There have been calls for Irish palliative care to publish more detailed and robust guidance in respect of specialist care, particularly in regard to palliative/continuous sedation.
Dr John Lombard, Lecturer at the School of Law, University of Limerick, has written on this topic. According to Dr Lombard, such guidance would provide clarity to patients on the type of care they can expect at end-of-life.
Dr Lombard stated there is also the idea that “palliative medicine needs to perhaps be more proactive in really defining its space”. Dr Creedon said this is “a fair point”.

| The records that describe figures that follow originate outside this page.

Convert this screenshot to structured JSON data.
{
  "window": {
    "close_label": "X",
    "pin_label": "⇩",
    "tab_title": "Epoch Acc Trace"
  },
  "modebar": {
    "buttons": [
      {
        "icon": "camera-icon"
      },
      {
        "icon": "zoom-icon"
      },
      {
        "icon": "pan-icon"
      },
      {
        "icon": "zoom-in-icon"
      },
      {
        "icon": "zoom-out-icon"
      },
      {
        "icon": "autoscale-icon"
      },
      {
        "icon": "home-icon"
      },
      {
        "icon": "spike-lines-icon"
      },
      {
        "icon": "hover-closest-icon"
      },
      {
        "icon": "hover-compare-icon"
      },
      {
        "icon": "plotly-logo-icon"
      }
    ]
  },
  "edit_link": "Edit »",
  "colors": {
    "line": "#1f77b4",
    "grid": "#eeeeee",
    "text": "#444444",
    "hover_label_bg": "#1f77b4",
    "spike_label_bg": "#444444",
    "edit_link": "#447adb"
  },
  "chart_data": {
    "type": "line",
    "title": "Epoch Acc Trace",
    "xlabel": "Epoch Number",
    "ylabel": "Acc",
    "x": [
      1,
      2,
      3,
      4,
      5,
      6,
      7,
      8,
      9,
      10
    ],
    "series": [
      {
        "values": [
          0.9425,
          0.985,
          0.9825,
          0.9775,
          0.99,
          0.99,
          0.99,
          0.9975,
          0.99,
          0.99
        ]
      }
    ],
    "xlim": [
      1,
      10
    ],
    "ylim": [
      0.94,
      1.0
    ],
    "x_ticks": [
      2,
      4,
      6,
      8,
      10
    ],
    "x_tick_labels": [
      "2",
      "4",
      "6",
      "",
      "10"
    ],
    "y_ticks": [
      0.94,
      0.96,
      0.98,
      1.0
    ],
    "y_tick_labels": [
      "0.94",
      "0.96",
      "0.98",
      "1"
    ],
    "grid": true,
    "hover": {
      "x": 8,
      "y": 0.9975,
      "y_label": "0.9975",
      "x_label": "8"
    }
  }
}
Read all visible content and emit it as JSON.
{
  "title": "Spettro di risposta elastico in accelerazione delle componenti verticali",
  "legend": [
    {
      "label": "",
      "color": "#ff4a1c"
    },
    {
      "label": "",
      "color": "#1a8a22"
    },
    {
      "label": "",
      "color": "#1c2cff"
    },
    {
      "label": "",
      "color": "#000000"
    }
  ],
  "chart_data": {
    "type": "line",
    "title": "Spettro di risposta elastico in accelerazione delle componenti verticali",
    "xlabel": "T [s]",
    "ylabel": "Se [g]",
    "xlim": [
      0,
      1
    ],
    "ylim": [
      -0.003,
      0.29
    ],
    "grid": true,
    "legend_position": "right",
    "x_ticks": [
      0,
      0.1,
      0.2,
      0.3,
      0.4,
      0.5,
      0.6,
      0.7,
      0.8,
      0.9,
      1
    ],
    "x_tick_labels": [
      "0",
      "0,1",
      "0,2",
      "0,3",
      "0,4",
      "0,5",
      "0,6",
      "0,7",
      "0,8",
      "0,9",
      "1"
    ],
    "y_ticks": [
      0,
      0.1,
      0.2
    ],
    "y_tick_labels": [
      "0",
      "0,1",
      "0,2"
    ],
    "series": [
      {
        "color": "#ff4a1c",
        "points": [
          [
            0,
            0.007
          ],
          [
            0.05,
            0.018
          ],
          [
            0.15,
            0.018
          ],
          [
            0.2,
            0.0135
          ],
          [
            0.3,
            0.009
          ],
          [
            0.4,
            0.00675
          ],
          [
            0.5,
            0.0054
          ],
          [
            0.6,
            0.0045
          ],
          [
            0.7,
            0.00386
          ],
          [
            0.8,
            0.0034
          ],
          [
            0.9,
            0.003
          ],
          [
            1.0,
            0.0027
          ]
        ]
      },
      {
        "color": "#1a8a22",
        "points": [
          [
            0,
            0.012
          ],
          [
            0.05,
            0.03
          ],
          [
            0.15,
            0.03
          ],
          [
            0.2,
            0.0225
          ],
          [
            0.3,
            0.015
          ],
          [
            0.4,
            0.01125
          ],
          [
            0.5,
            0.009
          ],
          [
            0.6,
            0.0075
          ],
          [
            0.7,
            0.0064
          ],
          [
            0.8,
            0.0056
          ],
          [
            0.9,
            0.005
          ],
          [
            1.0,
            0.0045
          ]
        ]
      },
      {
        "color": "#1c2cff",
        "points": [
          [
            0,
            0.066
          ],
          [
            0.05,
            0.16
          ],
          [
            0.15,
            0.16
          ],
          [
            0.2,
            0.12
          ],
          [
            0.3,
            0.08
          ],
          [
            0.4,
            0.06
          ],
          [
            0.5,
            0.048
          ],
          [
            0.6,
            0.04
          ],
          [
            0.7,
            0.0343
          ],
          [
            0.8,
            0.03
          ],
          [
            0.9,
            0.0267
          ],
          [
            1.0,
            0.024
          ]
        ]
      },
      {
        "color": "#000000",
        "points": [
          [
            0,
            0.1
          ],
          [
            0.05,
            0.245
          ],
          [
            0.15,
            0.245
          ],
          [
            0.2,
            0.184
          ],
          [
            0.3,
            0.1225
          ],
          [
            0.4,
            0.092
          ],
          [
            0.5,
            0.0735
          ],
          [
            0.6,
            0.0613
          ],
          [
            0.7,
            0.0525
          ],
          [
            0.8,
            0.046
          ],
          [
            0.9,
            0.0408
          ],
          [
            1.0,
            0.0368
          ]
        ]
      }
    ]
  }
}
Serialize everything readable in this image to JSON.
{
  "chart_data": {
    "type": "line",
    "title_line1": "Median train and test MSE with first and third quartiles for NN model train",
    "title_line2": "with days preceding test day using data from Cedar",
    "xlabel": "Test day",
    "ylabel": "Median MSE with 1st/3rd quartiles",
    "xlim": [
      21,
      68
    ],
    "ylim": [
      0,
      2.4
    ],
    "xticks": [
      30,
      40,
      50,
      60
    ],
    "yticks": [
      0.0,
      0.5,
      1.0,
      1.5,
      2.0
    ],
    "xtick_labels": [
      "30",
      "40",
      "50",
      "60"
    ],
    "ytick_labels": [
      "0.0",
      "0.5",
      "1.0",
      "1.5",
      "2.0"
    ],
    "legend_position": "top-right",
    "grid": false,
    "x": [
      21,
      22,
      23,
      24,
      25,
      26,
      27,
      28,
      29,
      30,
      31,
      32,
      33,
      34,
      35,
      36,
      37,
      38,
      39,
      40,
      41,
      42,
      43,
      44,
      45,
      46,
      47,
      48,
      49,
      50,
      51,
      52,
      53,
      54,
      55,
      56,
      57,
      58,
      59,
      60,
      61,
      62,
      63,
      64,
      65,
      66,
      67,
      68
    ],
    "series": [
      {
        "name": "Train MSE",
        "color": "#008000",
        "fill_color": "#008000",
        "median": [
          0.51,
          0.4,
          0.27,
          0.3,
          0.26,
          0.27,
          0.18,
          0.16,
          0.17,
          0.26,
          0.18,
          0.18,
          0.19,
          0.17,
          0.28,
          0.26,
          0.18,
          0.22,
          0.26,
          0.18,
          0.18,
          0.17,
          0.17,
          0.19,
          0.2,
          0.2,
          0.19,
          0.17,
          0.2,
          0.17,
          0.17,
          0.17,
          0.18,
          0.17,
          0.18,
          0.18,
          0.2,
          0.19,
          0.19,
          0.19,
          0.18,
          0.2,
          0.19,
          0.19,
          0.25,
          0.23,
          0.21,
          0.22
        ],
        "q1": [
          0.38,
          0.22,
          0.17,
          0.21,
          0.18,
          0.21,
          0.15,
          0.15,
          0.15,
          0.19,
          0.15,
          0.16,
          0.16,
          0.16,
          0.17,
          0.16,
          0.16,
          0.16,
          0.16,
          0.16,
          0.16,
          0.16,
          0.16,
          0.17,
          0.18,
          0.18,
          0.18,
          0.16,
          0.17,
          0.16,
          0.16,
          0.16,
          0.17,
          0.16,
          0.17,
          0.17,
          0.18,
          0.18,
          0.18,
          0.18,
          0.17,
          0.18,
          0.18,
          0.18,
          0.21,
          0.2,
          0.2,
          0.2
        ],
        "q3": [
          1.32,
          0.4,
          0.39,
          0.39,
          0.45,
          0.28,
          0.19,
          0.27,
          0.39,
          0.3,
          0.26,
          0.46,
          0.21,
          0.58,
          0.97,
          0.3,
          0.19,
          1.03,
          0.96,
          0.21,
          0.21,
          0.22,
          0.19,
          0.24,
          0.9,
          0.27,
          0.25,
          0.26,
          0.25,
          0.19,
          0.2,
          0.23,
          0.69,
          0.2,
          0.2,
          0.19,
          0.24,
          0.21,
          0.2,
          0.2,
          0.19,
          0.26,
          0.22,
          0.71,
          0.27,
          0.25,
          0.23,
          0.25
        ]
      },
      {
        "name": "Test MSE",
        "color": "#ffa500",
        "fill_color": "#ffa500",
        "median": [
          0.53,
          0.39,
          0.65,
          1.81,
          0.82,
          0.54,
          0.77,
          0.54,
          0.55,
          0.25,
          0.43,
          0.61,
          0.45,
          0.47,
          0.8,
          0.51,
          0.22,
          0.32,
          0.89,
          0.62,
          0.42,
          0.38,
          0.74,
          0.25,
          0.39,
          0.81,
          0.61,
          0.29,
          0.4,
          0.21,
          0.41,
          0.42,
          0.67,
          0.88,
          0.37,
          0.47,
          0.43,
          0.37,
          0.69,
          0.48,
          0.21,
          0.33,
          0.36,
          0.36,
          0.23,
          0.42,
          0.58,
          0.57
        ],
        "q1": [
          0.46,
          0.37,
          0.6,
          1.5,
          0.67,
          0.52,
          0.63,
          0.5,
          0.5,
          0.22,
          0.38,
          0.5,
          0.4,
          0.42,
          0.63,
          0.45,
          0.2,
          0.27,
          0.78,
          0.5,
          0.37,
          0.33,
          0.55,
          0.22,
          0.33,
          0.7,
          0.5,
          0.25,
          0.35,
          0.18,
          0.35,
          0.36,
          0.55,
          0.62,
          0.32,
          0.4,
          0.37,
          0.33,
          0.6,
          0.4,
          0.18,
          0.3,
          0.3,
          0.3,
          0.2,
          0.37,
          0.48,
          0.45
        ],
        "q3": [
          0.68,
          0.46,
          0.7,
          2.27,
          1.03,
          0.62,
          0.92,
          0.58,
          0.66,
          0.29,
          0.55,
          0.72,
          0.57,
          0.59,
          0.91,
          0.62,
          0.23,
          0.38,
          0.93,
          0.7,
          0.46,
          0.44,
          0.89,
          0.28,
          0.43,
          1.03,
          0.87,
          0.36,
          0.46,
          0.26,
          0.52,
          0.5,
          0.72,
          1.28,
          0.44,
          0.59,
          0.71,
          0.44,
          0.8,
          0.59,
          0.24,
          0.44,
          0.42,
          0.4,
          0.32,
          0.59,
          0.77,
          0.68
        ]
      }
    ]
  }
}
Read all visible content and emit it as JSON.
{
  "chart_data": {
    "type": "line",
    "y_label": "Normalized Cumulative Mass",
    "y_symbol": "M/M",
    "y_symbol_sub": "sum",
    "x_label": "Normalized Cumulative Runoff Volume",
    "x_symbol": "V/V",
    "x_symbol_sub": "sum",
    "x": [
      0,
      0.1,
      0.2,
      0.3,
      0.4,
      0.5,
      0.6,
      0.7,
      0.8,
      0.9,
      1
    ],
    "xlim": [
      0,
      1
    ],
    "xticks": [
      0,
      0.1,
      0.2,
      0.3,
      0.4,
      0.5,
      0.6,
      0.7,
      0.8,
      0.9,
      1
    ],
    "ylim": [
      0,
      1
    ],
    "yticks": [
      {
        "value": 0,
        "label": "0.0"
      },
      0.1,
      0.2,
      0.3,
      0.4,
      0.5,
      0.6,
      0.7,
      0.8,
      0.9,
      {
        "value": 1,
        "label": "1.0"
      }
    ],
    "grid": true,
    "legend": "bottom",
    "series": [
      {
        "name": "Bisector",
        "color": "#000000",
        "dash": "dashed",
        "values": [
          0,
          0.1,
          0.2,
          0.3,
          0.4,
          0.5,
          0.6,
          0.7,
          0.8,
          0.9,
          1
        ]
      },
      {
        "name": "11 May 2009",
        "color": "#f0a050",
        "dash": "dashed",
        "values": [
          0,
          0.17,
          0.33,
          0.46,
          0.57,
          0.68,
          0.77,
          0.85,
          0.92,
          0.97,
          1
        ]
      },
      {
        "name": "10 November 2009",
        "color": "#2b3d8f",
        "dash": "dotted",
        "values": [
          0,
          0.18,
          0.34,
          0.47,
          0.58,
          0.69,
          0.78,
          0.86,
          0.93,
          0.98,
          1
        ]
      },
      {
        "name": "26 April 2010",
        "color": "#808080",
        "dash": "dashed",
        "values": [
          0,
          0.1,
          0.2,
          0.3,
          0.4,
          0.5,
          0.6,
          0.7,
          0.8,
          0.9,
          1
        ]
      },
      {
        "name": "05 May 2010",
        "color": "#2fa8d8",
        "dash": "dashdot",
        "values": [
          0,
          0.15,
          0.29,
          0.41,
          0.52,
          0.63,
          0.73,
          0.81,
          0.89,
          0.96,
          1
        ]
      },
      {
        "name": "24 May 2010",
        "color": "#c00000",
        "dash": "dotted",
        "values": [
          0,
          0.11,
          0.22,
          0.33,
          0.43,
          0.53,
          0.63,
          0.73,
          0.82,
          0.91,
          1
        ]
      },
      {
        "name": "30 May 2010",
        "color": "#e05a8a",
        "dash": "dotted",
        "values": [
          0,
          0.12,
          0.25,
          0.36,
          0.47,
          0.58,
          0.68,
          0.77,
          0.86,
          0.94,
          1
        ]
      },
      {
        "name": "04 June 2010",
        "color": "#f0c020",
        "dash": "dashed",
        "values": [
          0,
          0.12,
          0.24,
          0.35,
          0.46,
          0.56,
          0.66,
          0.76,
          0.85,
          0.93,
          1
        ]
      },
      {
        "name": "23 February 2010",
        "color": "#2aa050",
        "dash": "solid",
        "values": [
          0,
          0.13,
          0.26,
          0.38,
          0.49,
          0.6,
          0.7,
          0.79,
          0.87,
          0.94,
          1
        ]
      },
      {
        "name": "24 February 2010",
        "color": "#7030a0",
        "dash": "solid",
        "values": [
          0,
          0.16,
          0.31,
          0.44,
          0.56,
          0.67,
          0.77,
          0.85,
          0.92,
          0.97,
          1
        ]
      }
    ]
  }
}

“We have some guidelines from the Irish Association for Palliative Care, we have some clinical guidelines and there are some international guidelines that many of us refer to.”
Use of palliative sedation, where medications are used to intentionally cause sedation, is “very, very rare”, added Dr Creedon.
The Oireachtas Committee recommended that “regional discrepancies” in the provision of palliative care needed to be addressed as soon as possible. Dr Creedon confirmed progress has not been made on this. However, he notes that Ireland has “relatively good palliative care services when compared with international norms”.
He remains concerned about any potential legalisation of assisted death and considers that it would undermine trust in the medical profession.
“I would worry that we would move towards where there’d be two lists of doctors, one who will end people’s lives and one who don’t, and for lots of reasons that would not be helpful.”
Increasingly, he hears patients voicing their concern that they are “a burden” on their families. He worries that access to assisted death might result in them taking this option as a result.
‘Control’
Mr Curran has remained active in the ‘right to die’ movement since the tragic case of his late partner, although he stepped back for a period out of respect for a Garda investigation into her death (Mr Curran has previously said he assisted in her death).
The ideal system, in his view, would be where “control should be in the hands of the person whose life is in question, not in the hands of the medical profession to decide that that person has a right to die.
“It is the access that tends to be the problem when it is medicalised because to me it is a right, and if a person has a right, you don’t need to ask permission to exercise that right.”
Mr Curran believes adequate safeguards could be put in place, including assessments of rationality. He also strongly advocates developing palliative care services and envisages that assisted dying would occur in “rare cases”.
In the meantime, it is occurring by means of people travelling abroad or illegally importing drugs, according to Mr Curran.
He believes once a rational person has made a careful and informed decision to end their life, they should have a right to assistance if they need it.
“Marie didn’t want to die. Marie wanted to live, I wanted Marie to live,” he said. “But that wasn’t possible because of the illness that she had, and her quality of life had deteriorated so much, and this is the difference; is it life or is it just existing? And that is a choice which, to me, a person should have — at what point does life become unbearable?”